Borrowing and some code and modifying it a bit from the very interesting Win Vector Blog.

gen1 <- function() {
i <- 0
function() {
i <<- i + 1
i
}
}

x <- gen1()
x()
## [1] 1
x()
## [1] 2

So now the state changes inside the closure. We can also borrow from an answer to this Stack Overflow Question and do the assignment in one go.

gen2 <- (function() {
i <- 0
function() {
i <<- i + 1
i
}
})()

gen2()
## [1] 1
gen2()
## [1] 2

This has another use, when other more complicated ways to calculate subsequent numbers are needed giving it as an argument is more difficult (maybe you can be cleaver and give it an anonymous function but who knows). This took the Python approach and created an explicit generator for the type of operation we needed opposed to a generator factory (which seems to meta).

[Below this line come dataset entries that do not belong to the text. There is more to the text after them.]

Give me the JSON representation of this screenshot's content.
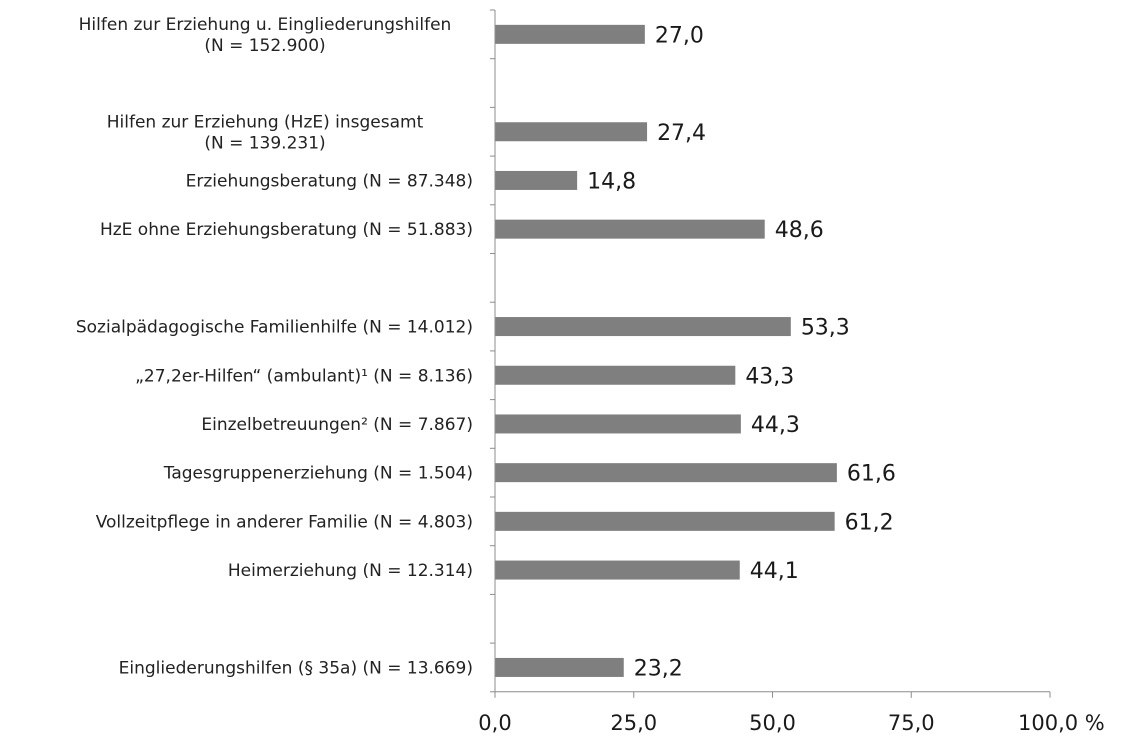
{
  "chart_data": {
    "type": "bar",
    "orientation": "horizontal",
    "xlim": [
      0,
      100
    ],
    "x_ticks": [
      "0,0",
      "25,0",
      "50,0",
      "75,0",
      "100,0 %"
    ],
    "x_tick_values": [
      0,
      25,
      50,
      75,
      100
    ],
    "grid": false,
    "legend": "none",
    "bar_color": "#7f7f7f",
    "categories": [
      [
        "Hilfen zur Erziehung u. Eingliederungshilfen",
        "(N = 152.900)"
      ],
      null,
      [
        "Hilfen zur Erziehung (HzE) insgesamt",
        "(N = 139.231)"
      ],
      [
        "Erziehungsberatung (N = 87.348)"
      ],
      [
        "HzE ohne Erziehungsberatung (N = 51.883)"
      ],
      null,
      [
        "Sozialpädagogische Familienhilfe (N = 14.012)"
      ],
      [
        "„27,2er-Hilfen“ (ambulant)¹ (N = 8.136)"
      ],
      [
        "Einzelbetreuungen² (N = 7.867)"
      ],
      [
        "Tagesgruppenerziehung (N = 1.504)"
      ],
      [
        "Vollzeitpflege in anderer Familie (N = 4.803)"
      ],
      [
        "Heimerziehung (N = 12.314)"
      ],
      null,
      [
        "Eingliederungshilfen (§ 35a) (N = 13.669)"
      ]
    ],
    "values": [
      27.0,
      null,
      27.4,
      14.8,
      48.6,
      null,
      53.3,
      43.3,
      44.3,
      61.6,
      61.2,
      44.1,
      null,
      23.2
    ],
    "value_labels": [
      "27,0",
      null,
      "27,4",
      "14,8",
      "48,6",
      null,
      "53,3",
      "43,3",
      "44,3",
      "61,6",
      "61,2",
      "44,1",
      null,
      "23,2"
    ]
  }
}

What if we don’t even want to iterate, we may just want a draw from a random number generator, which is already a generator, but the implementation is somewhat hidden.

gen_rand <- function(rand, ...) {
function() {
rand(1, ...)
}
}
x <- gen_rand(runif)
x()
## [1] 0.2716148
x()
## [1] 0.6871177
x()
## [1] 0.6364619
x <- gen_rand(runif, 15, 20)
x()
## [1] 18.19208
x()
## [1] 15.53267
x()
## [1] 19.62515
x <- gen_rand(rpois, 10)
x()
## [1] 11
x()
## [1] 15
x()
## [1] 14

We can couple this with something you have probably never used in R to do something pretty cool.

makeActiveBinding('poisson', gen_rand(rpois, 10), env = globalenv())

poisson
## [1] 11
poisson
## [1] 11
poisson
## [1] 8

You could use this to write programs that are stochastic, or have some notion of probabilstic programming. Not the full Bayesian inference which usually comes with those but you have variables that are random draws from a distribution. Not really variables though, the variable is a function, or really a function that returns a fucntion to mimimc a generator that has had some syntactic sugar added by using the bindings to make the call not need parenthesis so it looks like a variable (thats a mouthful).